|The vocational rehabilitation office is in this building.|
Next, she asked me about my recent work experience. Currently, I am working part-time as the Director of Administration for a small chain of restaurants. I would like to work full-time, as I love my job, but the company is not growing as quickly as was expected, so it may be a long time before I will be able to work full-time. I have interviewed for two other positions this summer. I didn't get the first job I applied for, and I am waiting to hear on the second job. The second job would be a six-month contract job, in which I would write a training manual for a chemical company--possibly very interesting, but not a full-time job.
I briefly went over my resume, which includes my entire work history, with the counselor. She advised me to only list my last three positions: Director of Administration, Business Consultant, and Teacher, and then describe them in detail. When I told her that I want to disclose my disability so that I can ask for some accommodations at work, she said that I don't need to tell potential employers about my diagnosis. Instead, after the job offer, I should say that I will have some ongoing medical appointments, and let the employer know that I will have to miss an hour or two a few times a month. If they retract their offer for that reason, they will be breaking the law. They could come up with another reason not to hire me, but that is the risk I will have to take. Then she promised to get some information about the Americans with Disabilities Act together for me, by our next meeting, so I will be better informed of my rights as a worker with a disability.
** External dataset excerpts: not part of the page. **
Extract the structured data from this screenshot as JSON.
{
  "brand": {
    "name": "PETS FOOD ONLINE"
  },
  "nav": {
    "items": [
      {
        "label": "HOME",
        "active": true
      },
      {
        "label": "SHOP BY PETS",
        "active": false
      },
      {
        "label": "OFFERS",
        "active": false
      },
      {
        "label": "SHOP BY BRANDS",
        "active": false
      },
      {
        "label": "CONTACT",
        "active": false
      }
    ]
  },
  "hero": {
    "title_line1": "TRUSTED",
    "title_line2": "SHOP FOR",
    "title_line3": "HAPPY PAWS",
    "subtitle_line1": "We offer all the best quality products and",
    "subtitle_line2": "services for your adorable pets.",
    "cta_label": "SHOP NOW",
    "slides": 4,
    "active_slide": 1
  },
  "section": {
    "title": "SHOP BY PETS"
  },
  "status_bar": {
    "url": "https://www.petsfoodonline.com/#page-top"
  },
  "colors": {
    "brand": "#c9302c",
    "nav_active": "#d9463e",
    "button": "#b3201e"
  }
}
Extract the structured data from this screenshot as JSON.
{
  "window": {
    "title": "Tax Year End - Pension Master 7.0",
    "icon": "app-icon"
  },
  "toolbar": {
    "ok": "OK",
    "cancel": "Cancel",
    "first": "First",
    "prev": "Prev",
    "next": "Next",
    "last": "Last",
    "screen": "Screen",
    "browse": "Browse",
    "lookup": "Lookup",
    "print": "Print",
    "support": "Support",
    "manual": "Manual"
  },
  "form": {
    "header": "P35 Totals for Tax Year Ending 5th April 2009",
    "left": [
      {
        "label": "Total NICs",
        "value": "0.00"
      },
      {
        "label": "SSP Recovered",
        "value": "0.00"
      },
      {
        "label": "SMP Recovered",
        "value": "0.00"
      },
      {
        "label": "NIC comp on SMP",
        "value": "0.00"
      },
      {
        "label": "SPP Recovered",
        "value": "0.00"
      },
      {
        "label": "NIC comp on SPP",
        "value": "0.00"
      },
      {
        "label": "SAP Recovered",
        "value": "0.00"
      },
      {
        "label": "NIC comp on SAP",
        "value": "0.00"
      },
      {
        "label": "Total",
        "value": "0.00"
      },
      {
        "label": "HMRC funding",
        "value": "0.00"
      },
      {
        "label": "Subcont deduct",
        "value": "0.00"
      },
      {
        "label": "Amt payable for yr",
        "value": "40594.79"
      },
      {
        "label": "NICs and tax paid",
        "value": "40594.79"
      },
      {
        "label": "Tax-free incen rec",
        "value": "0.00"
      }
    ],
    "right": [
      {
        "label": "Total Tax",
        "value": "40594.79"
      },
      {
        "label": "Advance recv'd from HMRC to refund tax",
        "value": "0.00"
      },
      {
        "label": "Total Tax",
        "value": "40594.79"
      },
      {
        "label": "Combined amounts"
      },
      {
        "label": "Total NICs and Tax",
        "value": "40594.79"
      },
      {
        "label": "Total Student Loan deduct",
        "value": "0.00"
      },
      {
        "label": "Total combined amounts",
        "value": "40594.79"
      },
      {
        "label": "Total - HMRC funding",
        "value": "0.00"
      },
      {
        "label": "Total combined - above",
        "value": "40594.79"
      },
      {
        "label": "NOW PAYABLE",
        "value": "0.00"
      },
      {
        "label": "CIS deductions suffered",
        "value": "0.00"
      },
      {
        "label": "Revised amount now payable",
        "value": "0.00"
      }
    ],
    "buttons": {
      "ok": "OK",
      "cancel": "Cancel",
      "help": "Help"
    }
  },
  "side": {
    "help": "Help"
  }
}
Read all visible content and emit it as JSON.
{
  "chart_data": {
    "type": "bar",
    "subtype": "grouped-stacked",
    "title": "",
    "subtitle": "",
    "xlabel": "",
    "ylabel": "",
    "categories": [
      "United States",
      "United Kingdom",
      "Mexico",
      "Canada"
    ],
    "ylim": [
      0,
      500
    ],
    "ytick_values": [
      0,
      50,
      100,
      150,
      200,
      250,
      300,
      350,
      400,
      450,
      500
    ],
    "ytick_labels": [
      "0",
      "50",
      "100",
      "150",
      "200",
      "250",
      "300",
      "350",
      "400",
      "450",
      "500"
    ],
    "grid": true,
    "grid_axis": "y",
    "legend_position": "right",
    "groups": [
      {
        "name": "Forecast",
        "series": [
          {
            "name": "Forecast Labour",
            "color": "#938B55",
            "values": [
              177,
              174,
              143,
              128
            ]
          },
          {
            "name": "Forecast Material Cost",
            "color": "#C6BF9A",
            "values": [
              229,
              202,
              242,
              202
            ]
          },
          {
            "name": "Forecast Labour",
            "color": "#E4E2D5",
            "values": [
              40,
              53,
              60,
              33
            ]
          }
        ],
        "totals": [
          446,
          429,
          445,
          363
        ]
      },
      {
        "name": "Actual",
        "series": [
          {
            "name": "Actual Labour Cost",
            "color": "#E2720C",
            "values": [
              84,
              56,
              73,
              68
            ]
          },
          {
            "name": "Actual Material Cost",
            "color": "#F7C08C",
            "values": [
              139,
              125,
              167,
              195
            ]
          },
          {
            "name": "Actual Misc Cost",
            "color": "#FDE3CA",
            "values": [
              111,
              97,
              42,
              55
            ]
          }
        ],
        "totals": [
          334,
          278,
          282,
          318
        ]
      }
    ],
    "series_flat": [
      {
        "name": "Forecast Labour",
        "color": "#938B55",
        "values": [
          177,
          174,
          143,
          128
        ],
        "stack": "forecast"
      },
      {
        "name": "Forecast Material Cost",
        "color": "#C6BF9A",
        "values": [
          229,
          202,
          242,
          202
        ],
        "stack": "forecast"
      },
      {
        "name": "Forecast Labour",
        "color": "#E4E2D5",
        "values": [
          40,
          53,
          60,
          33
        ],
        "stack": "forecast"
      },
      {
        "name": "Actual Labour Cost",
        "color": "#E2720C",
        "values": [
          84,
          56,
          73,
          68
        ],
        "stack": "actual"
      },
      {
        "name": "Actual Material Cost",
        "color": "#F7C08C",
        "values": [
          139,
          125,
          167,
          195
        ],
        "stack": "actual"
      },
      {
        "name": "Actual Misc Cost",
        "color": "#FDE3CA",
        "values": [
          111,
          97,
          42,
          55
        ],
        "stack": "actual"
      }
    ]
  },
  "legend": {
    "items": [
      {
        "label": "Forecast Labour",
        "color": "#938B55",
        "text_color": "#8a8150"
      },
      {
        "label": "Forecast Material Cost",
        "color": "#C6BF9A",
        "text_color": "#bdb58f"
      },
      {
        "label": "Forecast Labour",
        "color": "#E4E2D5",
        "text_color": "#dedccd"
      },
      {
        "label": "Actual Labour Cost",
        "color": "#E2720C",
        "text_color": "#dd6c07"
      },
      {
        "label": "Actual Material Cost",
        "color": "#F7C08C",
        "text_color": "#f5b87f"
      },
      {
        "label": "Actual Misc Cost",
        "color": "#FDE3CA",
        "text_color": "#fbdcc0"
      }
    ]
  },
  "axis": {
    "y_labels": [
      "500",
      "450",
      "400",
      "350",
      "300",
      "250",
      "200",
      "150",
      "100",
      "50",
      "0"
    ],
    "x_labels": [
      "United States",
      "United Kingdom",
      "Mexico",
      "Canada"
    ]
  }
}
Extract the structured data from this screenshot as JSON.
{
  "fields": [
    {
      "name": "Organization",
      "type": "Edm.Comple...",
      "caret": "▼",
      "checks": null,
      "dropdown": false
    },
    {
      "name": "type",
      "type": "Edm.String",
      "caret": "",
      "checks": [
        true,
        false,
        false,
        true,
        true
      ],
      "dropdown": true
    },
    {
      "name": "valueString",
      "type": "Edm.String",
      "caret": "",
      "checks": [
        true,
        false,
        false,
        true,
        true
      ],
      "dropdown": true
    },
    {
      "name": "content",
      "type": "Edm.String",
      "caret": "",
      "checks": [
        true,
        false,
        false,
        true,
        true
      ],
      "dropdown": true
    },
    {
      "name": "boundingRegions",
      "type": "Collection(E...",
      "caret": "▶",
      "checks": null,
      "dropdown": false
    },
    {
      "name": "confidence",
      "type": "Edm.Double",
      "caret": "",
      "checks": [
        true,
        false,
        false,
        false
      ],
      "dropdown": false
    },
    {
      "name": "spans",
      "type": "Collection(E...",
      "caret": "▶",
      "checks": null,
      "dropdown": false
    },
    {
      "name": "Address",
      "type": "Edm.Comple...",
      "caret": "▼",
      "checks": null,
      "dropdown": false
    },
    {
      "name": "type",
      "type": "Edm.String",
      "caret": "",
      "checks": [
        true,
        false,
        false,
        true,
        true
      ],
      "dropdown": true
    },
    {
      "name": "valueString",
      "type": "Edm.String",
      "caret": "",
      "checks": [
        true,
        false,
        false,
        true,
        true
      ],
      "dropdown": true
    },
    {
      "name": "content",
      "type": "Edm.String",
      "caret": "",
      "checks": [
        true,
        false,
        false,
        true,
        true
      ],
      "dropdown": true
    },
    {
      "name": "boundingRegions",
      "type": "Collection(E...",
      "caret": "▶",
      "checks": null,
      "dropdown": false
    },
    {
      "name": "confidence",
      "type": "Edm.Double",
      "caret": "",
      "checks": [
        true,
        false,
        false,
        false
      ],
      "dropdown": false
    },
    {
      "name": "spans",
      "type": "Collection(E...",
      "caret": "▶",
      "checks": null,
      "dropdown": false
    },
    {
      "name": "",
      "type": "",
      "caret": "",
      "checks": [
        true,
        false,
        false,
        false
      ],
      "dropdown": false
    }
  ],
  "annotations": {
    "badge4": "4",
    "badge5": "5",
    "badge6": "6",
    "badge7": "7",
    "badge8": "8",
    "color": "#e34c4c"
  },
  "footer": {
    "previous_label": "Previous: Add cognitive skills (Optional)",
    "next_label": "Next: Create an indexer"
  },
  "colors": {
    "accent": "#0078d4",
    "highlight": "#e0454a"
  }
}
Trying to squeeze in appointments with my psychiatrist and therapist on holidays, as I did in the past, is stressful, and really doesn't help me to manage my bipolar disorder very well. I have finally concluded that I need to be able to go to my psychiatrist and therapist as needed, and I shouldn't worry about asking to miss work in order to take care of myself. When I reflect on my life, I think that part of the reason it has been difficult for me to maintain my mental health, at times, is that I always tried to hide the fact that I have health issues. There were many years that I wasn't keeping regular appointments, because I was afraid of asking for too much time off from work, when I think the appointments really would have helped to prevent disabling breakdowns.